2018-02

天上の調べは愛を紡ぐ 12

柘植宣貴は、和波が学生時代に初めて愛した人であり、
そして失意のどん底へと突き落とした張本人でもある。

「あの頃のまま宣貴でいい。お前の演奏は相変わらず優雅で上品だな。
思わず学生時代を思い出した。お前みたいに弾ける奏者が、
今はこんな所で流し演奏か? もったいない」

不躾な言葉を次々と浴びせかけてくる柘植に、和波は無言をとおした。

指先が震え出しそうになる。
別れて五年、ようやく過去のことだったと思えるようになったのに、
今さら何をしに来たのだろう。


「あの、ご用件は?」

急いでこちらに向かう宮村にちらりと視線をやった和波は、
薄い唇を一文字に引き結び、胸の前で楽譜を抱きしめた。

「ごめん、僕の段取りが悪かったんだ」

和波のかたくなな表情に、宮村が慌ててフォローに回る。
この様子から察すると、宮村の用件は柘植絡みの話にまちがいない。

「いつ、ドイツから……帰ってきたんですか?」

「先週だ。日本は相変わらずせせこましくて、やはり性に合わない」

「……」

柘植と視線を合わせようとしない和波を取りなそうと、
宮村があせった声で間に入ってきた。

「実はねっ、柘植さんの事務所から仕事の依頼が来てるんだよ」

「彼の、事務所?」

和波は宮村の後ろに立つもう一人の若いスーツ姿の男性に目をやった。

この顔には見覚えがある。
クラシック界の一流奏者を多く抱える大手音楽事務所のマネージャーだ。
彼の事務所には日本を代表する有名ハーピストも数多く在籍しているはず
なのに、今回に限って自分に依頼が来るのはなぜだろう?

「俺がお前を指名した」

「あなたが?」 

怪訝な顔をする和波に柘植は勝ちほこったように告げた。

「申し訳ありません。
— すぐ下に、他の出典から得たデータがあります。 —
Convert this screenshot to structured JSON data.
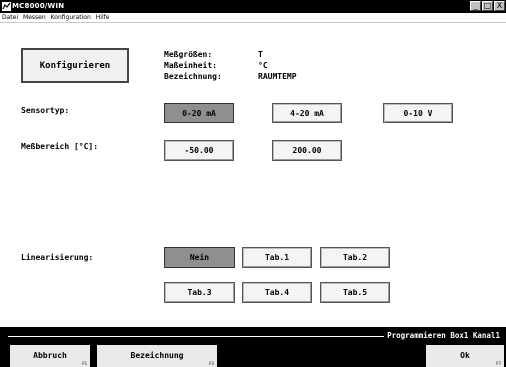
{
  "window": {
    "title": "MC8000/WIN",
    "controls": [
      "_",
      "□",
      "X"
    ]
  },
  "menu": [
    {
      "label": "Datei"
    },
    {
      "label": "Messen"
    },
    {
      "label": "Konfiguration"
    },
    {
      "label": "Hilfe"
    }
  ],
  "configure_button": "Konfigurieren",
  "info": {
    "messgroessen_label": "Meßgrößen:",
    "messgroessen_value": "T",
    "masseinheit_label": "Maßeinheit:",
    "masseinheit_value": "°C",
    "bezeichnung_label": "Bezeichnung:",
    "bezeichnung_value": "RAUMTEMP"
  },
  "sensortyp": {
    "label": "Sensortyp:",
    "options": [
      "0-20 mA",
      "4-20 mA",
      "0-10 V"
    ],
    "selected": "0-20 mA"
  },
  "messbereich": {
    "label": "Meßbereich [°C]:",
    "min": "-50.00",
    "max": "200.00"
  },
  "linearisierung": {
    "label": "Linearisierung:",
    "options": [
      "Nein",
      "Tab.1",
      "Tab.2",
      "Tab.3",
      "Tab.4",
      "Tab.5"
    ],
    "selected": "Nein"
  },
  "status": "Programmieren Box1 Kanal1",
  "function_keys": [
    {
      "label": "Abbruch",
      "key": "F1"
    },
    {
      "label": "Bezeichnung",
      "key": "F2"
    },
    {
      "label": "Ok",
      "key": "F7"
    }
  ],
  "colors": {
    "titlebar": "#000000",
    "selected_button": "#8f8f8f",
    "button": "#f4f4f4",
    "bottombar": "#000000"
  }
}
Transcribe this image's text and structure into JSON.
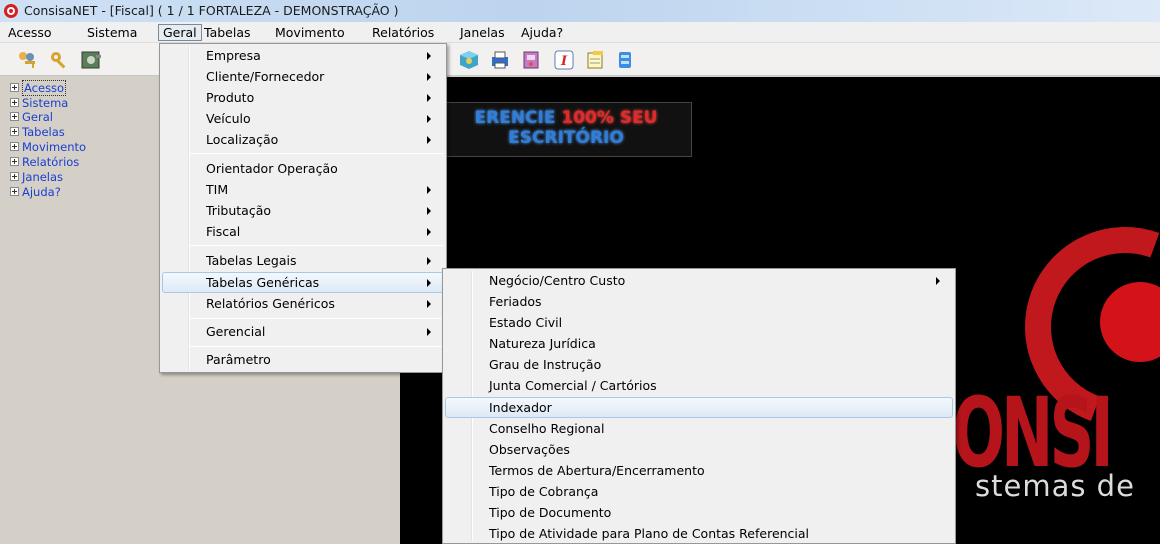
{
  "window": {
    "title": "ConsisaNET - [Fiscal] ( 1 / 1 FORTALEZA - DEMONSTRAÇÃO )"
  },
  "menubar": {
    "items": [
      "Acesso",
      "Sistema",
      "Geral",
      "Tabelas",
      "Movimento",
      "Relatórios",
      "Janelas",
      "Ajuda?"
    ],
    "active": "Geral"
  },
  "toolbar": {
    "icons": [
      "users-key-icon",
      "key-icon",
      "safe-icon",
      "package-icon",
      "printer-icon",
      "book-icon",
      "text-italic-icon",
      "notepad-icon",
      "database-icon"
    ]
  },
  "tree": {
    "items": [
      "Acesso",
      "Sistema",
      "Geral",
      "Tabelas",
      "Movimento",
      "Relatórios",
      "Janelas",
      "Ajuda?"
    ],
    "selected": "Acesso"
  },
  "background": {
    "banner_line1_a": "ERENCIE ",
    "banner_line1_b": "100% SEU",
    "banner_line2": "ESCRITÓRIO",
    "brand_big": "ONSI",
    "brand_sub": "stemas de"
  },
  "geral_menu": {
    "items": [
      {
        "label": "Empresa",
        "submenu": true
      },
      {
        "label": "Cliente/Fornecedor",
        "submenu": true
      },
      {
        "label": "Produto",
        "submenu": true
      },
      {
        "label": "Veículo",
        "submenu": true
      },
      {
        "label": "Localização",
        "submenu": true
      },
      {
        "label": "Orientador Operação",
        "submenu": false
      },
      {
        "label": "TIM",
        "submenu": true
      },
      {
        "label": "Tributação",
        "submenu": true
      },
      {
        "label": "Fiscal",
        "submenu": true
      },
      {
        "label": "Tabelas Legais",
        "submenu": true
      },
      {
        "label": "Tabelas Genéricas",
        "submenu": true
      },
      {
        "label": "Relatórios Genéricos",
        "submenu": true
      },
      {
        "label": "Gerencial",
        "submenu": true
      },
      {
        "label": "Parâmetro",
        "submenu": false
      }
    ],
    "highlighted": "Tabelas Genéricas"
  },
  "tabelas_genericas_menu": {
    "items": [
      {
        "label": "Negócio/Centro Custo",
        "submenu": true
      },
      {
        "label": "Feriados",
        "submenu": false
      },
      {
        "label": "Estado Civil",
        "submenu": false
      },
      {
        "label": "Natureza Jurídica",
        "submenu": false
      },
      {
        "label": "Grau de Instrução",
        "submenu": false
      },
      {
        "label": "Junta Comercial / Cartórios",
        "submenu": false
      },
      {
        "label": "Indexador",
        "submenu": false
      },
      {
        "label": "Conselho Regional",
        "submenu": false
      },
      {
        "label": "Observações",
        "submenu": false
      },
      {
        "label": "Termos de Abertura/Encerramento",
        "submenu": false
      },
      {
        "label": "Tipo de Cobrança",
        "submenu": false
      },
      {
        "label": "Tipo de Documento",
        "submenu": false
      },
      {
        "label": "Tipo de Atividade para Plano de Contas Referencial",
        "submenu": false
      }
    ],
    "highlighted": "Indexador"
  },
  "colors": {
    "tree_link": "#1a3ecf",
    "canvas_bg": "#000000",
    "brand_red": "#c0181c",
    "highlight_border": "#a8c8ea"
  }
}
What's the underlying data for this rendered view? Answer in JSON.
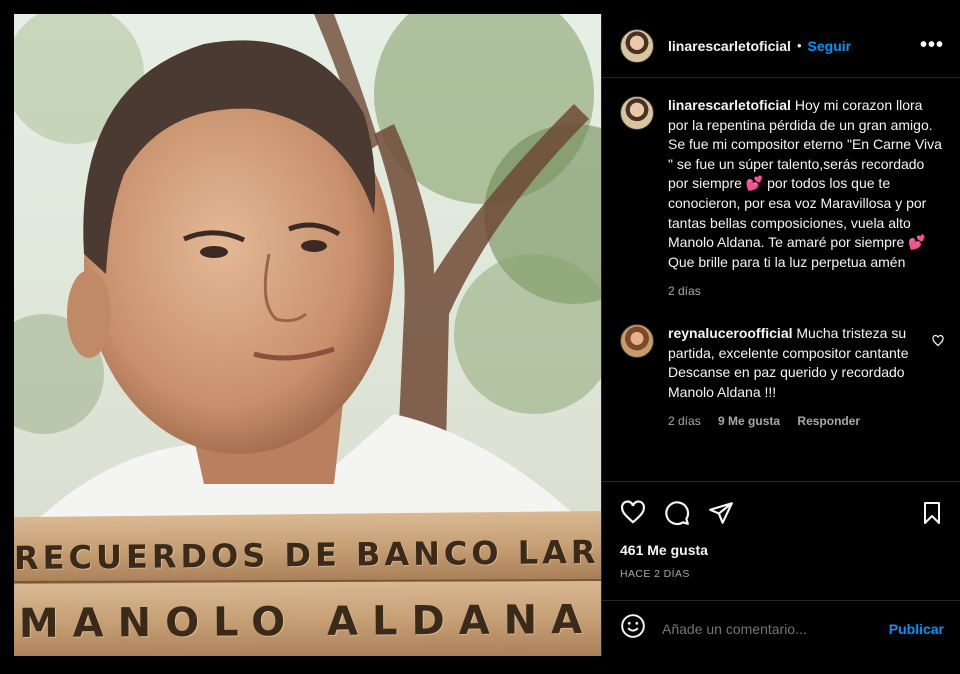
{
  "media": {
    "sign_top": "RECUERDOS DE BANCO LARGO",
    "sign_bottom": "MANOLO ALDANA"
  },
  "header": {
    "username": "linarescarletoficial",
    "separator": "•",
    "follow_label": "Seguir",
    "more_icon": "more-horizontal-icon"
  },
  "caption": {
    "username": "linarescarletoficial",
    "text": "Hoy mi corazon llora por la repentina pérdida de un gran amigo. Se fue mi compositor eterno \"En Carne Viva \" se fue un súper talento,serás recordado por siempre 💕 por todos los que te conocieron, por esa voz Maravillosa y por tantas bellas composiciones, vuela alto Manolo Aldana. Te amaré por siempre 💕 Que brille para ti la luz perpetua amén",
    "time": "2 días"
  },
  "comment": {
    "username": "reynaluceroofficial",
    "text": "Mucha tristeza su partida, excelente compositor cantante Descanse en paz querido y recordado Manolo Aldana !!!",
    "time": "2 días",
    "likes": "9 Me gusta",
    "reply_label": "Responder"
  },
  "actions": {
    "like_icon": "heart-icon",
    "comment_icon": "comment-icon",
    "share_icon": "share-icon",
    "save_icon": "bookmark-icon"
  },
  "likes_text": "461 Me gusta",
  "posted_ago": "HACE 2 DÍAS",
  "add_comment": {
    "placeholder": "Añade un comentario...",
    "post_label": "Publicar"
  },
  "colors": {
    "accent": "#0095f6",
    "background": "#000000",
    "secondary_text": "#a8a8a8",
    "divider": "#262626"
  }
}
こちらの手ちがいで
白澤さんへのご挨拶と説明が後手に回ってしまい、大変失礼しました」

頭を下げる若いマネージャーの首すじから冷や汗が流れ落ちる。
恐らく手ちがいなどではなく、
柘植が思いつきで勝手に行動して彼らを振り回したにきまっている。

「――この度の柘植の帰国公演に際しまして、ぜひとも白澤さんに
デュオコンサートという形でご共演いただきたいと思っています」

(そういうことか……)

久々に入ったクラシック方面の、しかも話題性の高い仕事は
事務所にとって逃がしたくない話だろう。
しかし、もうこれ以上柘植に関わりたくはない。
もうあの日の自分ではないのだ。

「そちらにも一流のハーピストが大勢いらっしゃるはずです。
僕に依頼しなくても――」

「事務所が手配した奴は俺が断った」

言葉をすべて聞くことなく、柘植はつまらなさそうな顔で言い放った。